The ministry of finance in its Economic Survey and the State Bank of Pakistan in its Annual Report are using decades old classifications of exports. The Economic Survey classifies exports into agricultural commodities; semi-manufactures and manufactures whereas semi-manufactures and manufactures both belong to the category of low-tech manufactures.
Similarly the SBP classifies exports into agricultural commodities, textiles manufactures and other manufactures. Looking at the export classification in the Economic Survey and the Annual Report one would be impressed by the change in composition of Pakistan's exports from agricultural commodities to manufactures.
What they fail to point out is that whereas Pakistan's exports of low tech manufactures are soaring but unlike China, India, Malaysia, Thailand and other developing countries, our exports in world's most buoyant sector of medium and high tech manufactures are not moving at all.

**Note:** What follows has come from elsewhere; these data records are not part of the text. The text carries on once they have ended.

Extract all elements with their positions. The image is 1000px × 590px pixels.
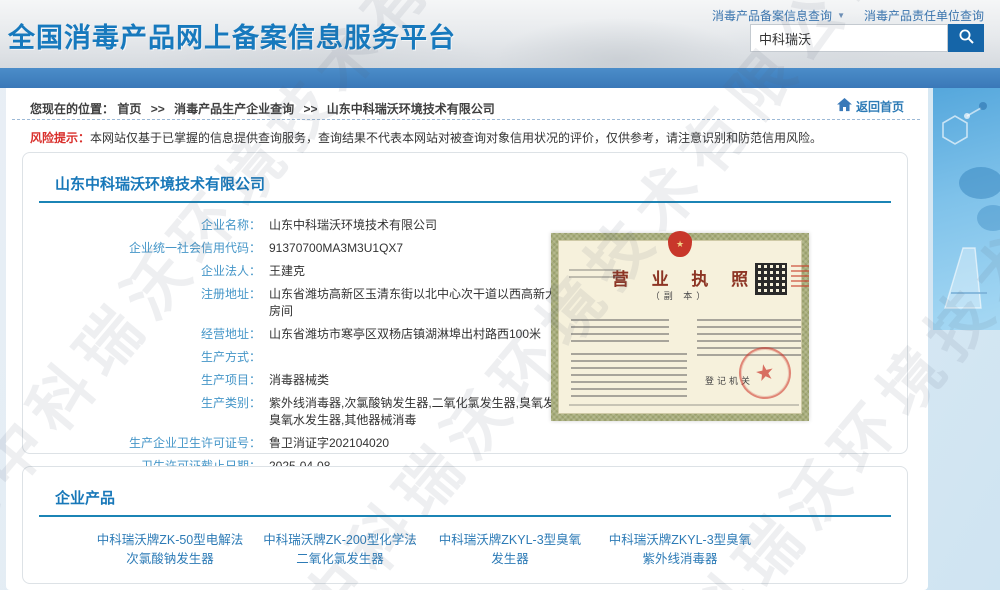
- company-fields: 企业名称： 山东中科瑞沃环境技术有限公司 企业统一社会信用代码： 9137070…: [53, 217, 601, 481]
- field-row-legal-person: 企业法人： 王建克: [53, 263, 601, 280]
- field-row-production-category: 生产类别： 紫外线消毒器,次氯酸钠发生器,二氧化氯发生器,臭氧发生器、臭氧水发生…: [53, 395, 601, 429]
- section-divider: [39, 515, 891, 517]
- license-fine-print: [569, 269, 621, 281]
- field-label: 企业法人：: [53, 263, 261, 280]
- company-name-heading: 山东中科瑞沃环境技术有限公司: [55, 173, 265, 194]
- field-label: 生产项目：: [53, 372, 261, 389]
- license-fine-print: [569, 404, 799, 409]
- license-fine-print: [571, 353, 687, 401]
- breadcrumb-current-page: 山东中科瑞沃环境技术有限公司: [327, 102, 495, 116]
- field-label: 生产类别：: [53, 395, 261, 429]
- field-row-hygiene-license-no: 生产企业卫生许可证号： 鲁卫消证字202104020: [53, 435, 601, 452]
- risk-notice: 风险提示：本网站仅基于已掌握的信息提供查询服务，查询结果不代表本网站对被查询对象…: [30, 130, 890, 147]
- breadcrumb-enterprise-query-link[interactable]: 消毒产品生产企业查询: [174, 102, 294, 116]
- field-value: 山东省潍坊市寒亭区双杨店镇湖淋埠出村路西100米: [261, 326, 601, 343]
- field-value: 紫外线消毒器,次氯酸钠发生器,二氧化氯发生器,臭氧发生器、臭氧水发生器,其他器械…: [261, 395, 601, 429]
- risk-notice-label: 风险提示：: [30, 131, 90, 145]
- field-row-business-address: 经营地址： 山东省潍坊市寒亭区双杨店镇湖淋埠出村路西100米: [53, 326, 601, 343]
- field-label: 企业名称：: [53, 217, 261, 234]
- back-home-link[interactable]: 返回首页: [837, 98, 904, 115]
- field-label: 注册地址：: [53, 286, 261, 320]
- search-input[interactable]: [750, 24, 948, 52]
- nav-responsible-unit-query[interactable]: 消毒产品责任单位查询: [864, 7, 984, 24]
- search-bar: [750, 24, 984, 52]
- product-link-zkyl3-uv[interactable]: 中科瑞沃牌ZKYL-3型臭氧紫外线消毒器: [603, 531, 757, 570]
- breadcrumb-separator: >>: [151, 102, 165, 116]
- chevron-down-icon: ▼: [837, 11, 845, 20]
- field-value: 山东中科瑞沃环境技术有限公司: [261, 217, 601, 234]
- company-info-card: 山东中科瑞沃环境技术有限公司 企业名称： 山东中科瑞沃环境技术有限公司 企业统一…: [22, 152, 908, 454]
- field-value: 消毒器械类: [261, 372, 601, 389]
- business-license-inner: 营 业 执 照 （副 本） 登记机关: [558, 240, 802, 414]
- field-label: 企业统一社会信用代码：: [53, 240, 261, 257]
- blue-divider-bar: [0, 68, 1000, 88]
- field-value: [261, 349, 601, 366]
- home-icon: [837, 98, 852, 115]
- field-label: 经营地址：: [53, 326, 261, 343]
- risk-notice-text: 本网站仅基于已掌握的信息提供查询服务，查询结果不代表本网站对被查询对象信用状况的…: [90, 131, 822, 145]
- field-row-production-project: 生产项目： 消毒器械类: [53, 372, 601, 389]
- site-banner: 全国消毒产品网上备案信息服务平台 消毒产品备案信息查询 ▼ 消毒产品责任单位查询: [0, 0, 1000, 68]
- products-card: 企业产品 中科瑞沃牌ZK-50型电解法次氯酸钠发生器 中科瑞沃牌ZK-200型化…: [22, 466, 908, 584]
- product-link-zk200[interactable]: 中科瑞沃牌ZK-200型化学法二氧化氯发生器: [263, 531, 417, 570]
- field-label: 生产企业卫生许可证号：: [53, 435, 261, 452]
- section-divider: [39, 201, 891, 203]
- field-row-registered-address: 注册地址： 山东省潍坊高新区玉清东街以北中心次干道以西高新大厦502房间: [53, 286, 601, 320]
- breadcrumb-home-link[interactable]: 首页: [117, 102, 141, 116]
- field-value: 91370700MA3M3U1QX7: [261, 240, 601, 257]
- license-fine-print: [571, 319, 669, 345]
- field-value: 鲁卫消证字202104020: [261, 435, 601, 452]
- breadcrumb-separator: >>: [303, 102, 317, 116]
- breadcrumb-prefix: 您现在的位置：: [30, 102, 114, 116]
- nav-filing-info-query[interactable]: 消毒产品备案信息查询: [712, 7, 832, 24]
- breadcrumb: 您现在的位置： 首页 >> 消毒产品生产企业查询 >> 山东中科瑞沃环境技术有限…: [30, 100, 495, 117]
- national-emblem-icon: [668, 231, 692, 257]
- breadcrumb-divider: [12, 119, 920, 120]
- site-title: 全国消毒产品网上备案信息服务平台: [8, 16, 456, 55]
- qr-code: [755, 263, 787, 295]
- product-link-zk50[interactable]: 中科瑞沃牌ZK-50型电解法次氯酸钠发生器: [93, 531, 247, 570]
- back-home-label: 返回首页: [856, 98, 904, 115]
- business-license-image: 营 业 执 照 （副 本） 登记机关: [551, 233, 809, 421]
- product-link-zkyl3-ozone[interactable]: 中科瑞沃牌ZKYL-3型臭氧发生器: [433, 531, 587, 570]
- field-label: 生产方式：: [53, 349, 261, 366]
- field-row-company-name: 企业名称： 山东中科瑞沃环境技术有限公司: [53, 217, 601, 234]
- search-button[interactable]: [948, 24, 984, 52]
- page: 全国消毒产品网上备案信息服务平台 消毒产品备案信息查询 ▼ 消毒产品责任单位查询: [0, 0, 1000, 590]
- molecule-flask-illustration: [933, 88, 1000, 330]
- field-value: 王建克: [261, 263, 601, 280]
- field-value: 山东省潍坊高新区玉清东街以北中心次干道以西高新大厦502房间: [261, 286, 601, 320]
- top-nav: 消毒产品备案信息查询 ▼ 消毒产品责任单位查询: [712, 7, 984, 24]
- products-heading: 企业产品: [55, 487, 115, 508]
- field-row-production-mode: 生产方式：: [53, 349, 601, 366]
- field-row-credit-code: 企业统一社会信用代码： 91370700MA3M3U1QX7: [53, 240, 601, 257]
- search-icon: [958, 28, 975, 48]
- chemistry-art: [933, 88, 1000, 330]
- product-list: 中科瑞沃牌ZK-50型电解法次氯酸钠发生器 中科瑞沃牌ZK-200型化学法二氧化…: [93, 531, 757, 570]
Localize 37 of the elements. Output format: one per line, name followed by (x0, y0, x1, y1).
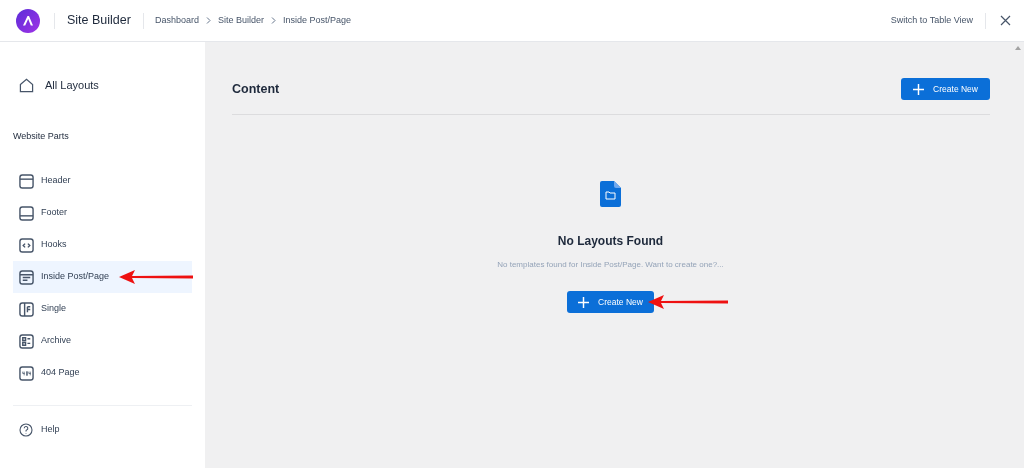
chevron-right-icon (271, 17, 277, 24)
sidebar-item[interactable]: Single (13, 293, 192, 325)
sidebar-item[interactable]: 404 Page (13, 357, 192, 389)
breadcrumb-link[interactable]: Dashboard (155, 13, 200, 28)
help-link[interactable]: Help (13, 423, 192, 437)
content-layout-icon (19, 269, 34, 285)
code-icon (19, 237, 34, 253)
chevron-right-icon (206, 17, 212, 24)
file-folder-icon (600, 181, 621, 207)
switch-view-button[interactable]: Switch to Table View (890, 13, 973, 28)
scroll-up-icon (1015, 46, 1021, 50)
empty-state-title: No Layouts Found (557, 233, 664, 250)
help-icon (19, 423, 33, 437)
breadcrumb-link[interactable]: Inside Post/Page (283, 13, 352, 28)
sidebar-item[interactable]: Footer (13, 197, 192, 229)
sidebar-item[interactable]: Archive (13, 325, 192, 357)
single-layout-icon (19, 301, 34, 317)
plus-icon (578, 296, 590, 308)
error-page-icon (19, 365, 34, 381)
footer-layout-icon (19, 205, 34, 221)
create-new-button[interactable]: Create New (567, 291, 654, 313)
sidebar-item[interactable]: Hooks (13, 229, 192, 261)
section-title: Content (232, 80, 280, 98)
plus-icon (913, 83, 925, 95)
all-layouts-link[interactable]: All Layouts (13, 77, 192, 94)
app-title: Site Builder (67, 12, 132, 30)
sidebar-item[interactable]: Inside Post/Page (13, 261, 192, 293)
logo-icon (16, 8, 40, 33)
empty-state-message: No templates found for Inside Post/Page. Want to create one?... (497, 259, 724, 271)
header-layout-icon (19, 173, 34, 189)
section-heading: Website Parts (13, 129, 70, 143)
home-icon (19, 77, 34, 93)
breadcrumb-link[interactable]: Site Builder (218, 13, 265, 28)
sidebar-item[interactable]: Header (13, 165, 192, 197)
archive-layout-icon (19, 333, 34, 349)
close-icon (999, 15, 1011, 26)
create-new-button[interactable]: Create New (901, 78, 990, 100)
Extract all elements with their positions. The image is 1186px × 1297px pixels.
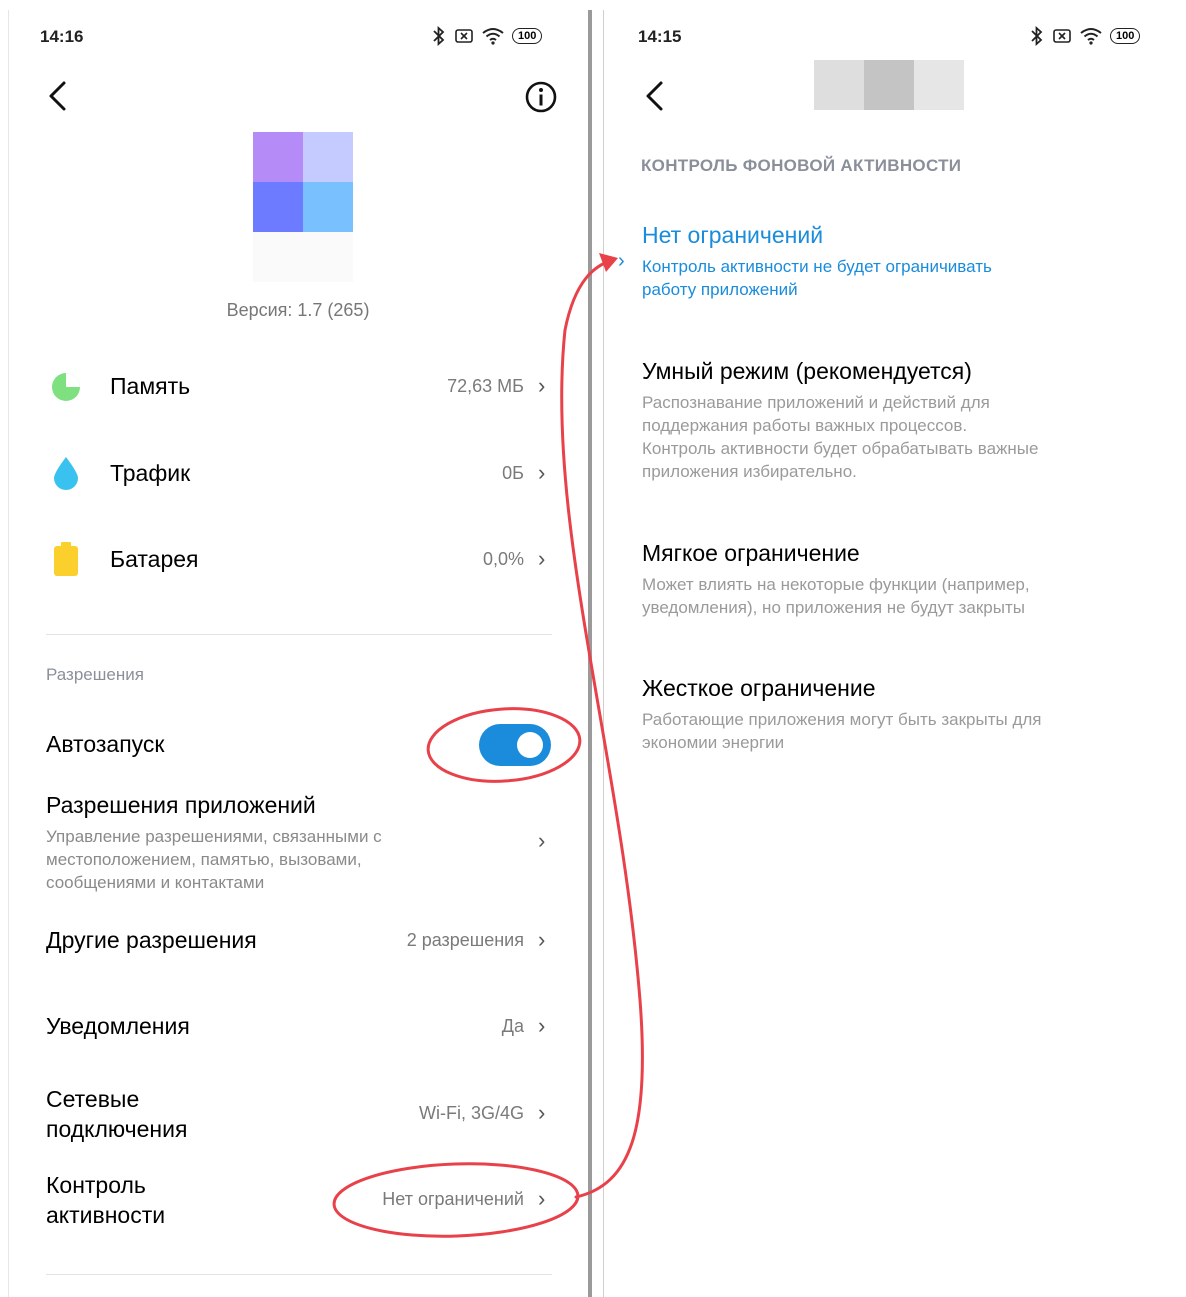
- annotation-overlay: [332, 253, 644, 1238]
- annotation-arrowhead: [599, 253, 618, 272]
- annotation-circle-toggle: [426, 707, 582, 783]
- annotation-circle-activity: [332, 1162, 580, 1238]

Both the ministry of finance and the State Bank need to reclassify exports into five categories indicated above. Unless it is pointed out that Pakistan is nowhere in the international trade in the medium and high tech manufactures, which is its biggest segment, there will be no inclination to move towards those sectors. After all awareness is the first step to achievement.
The author is former Secretary, Planning, Government of Pakistan.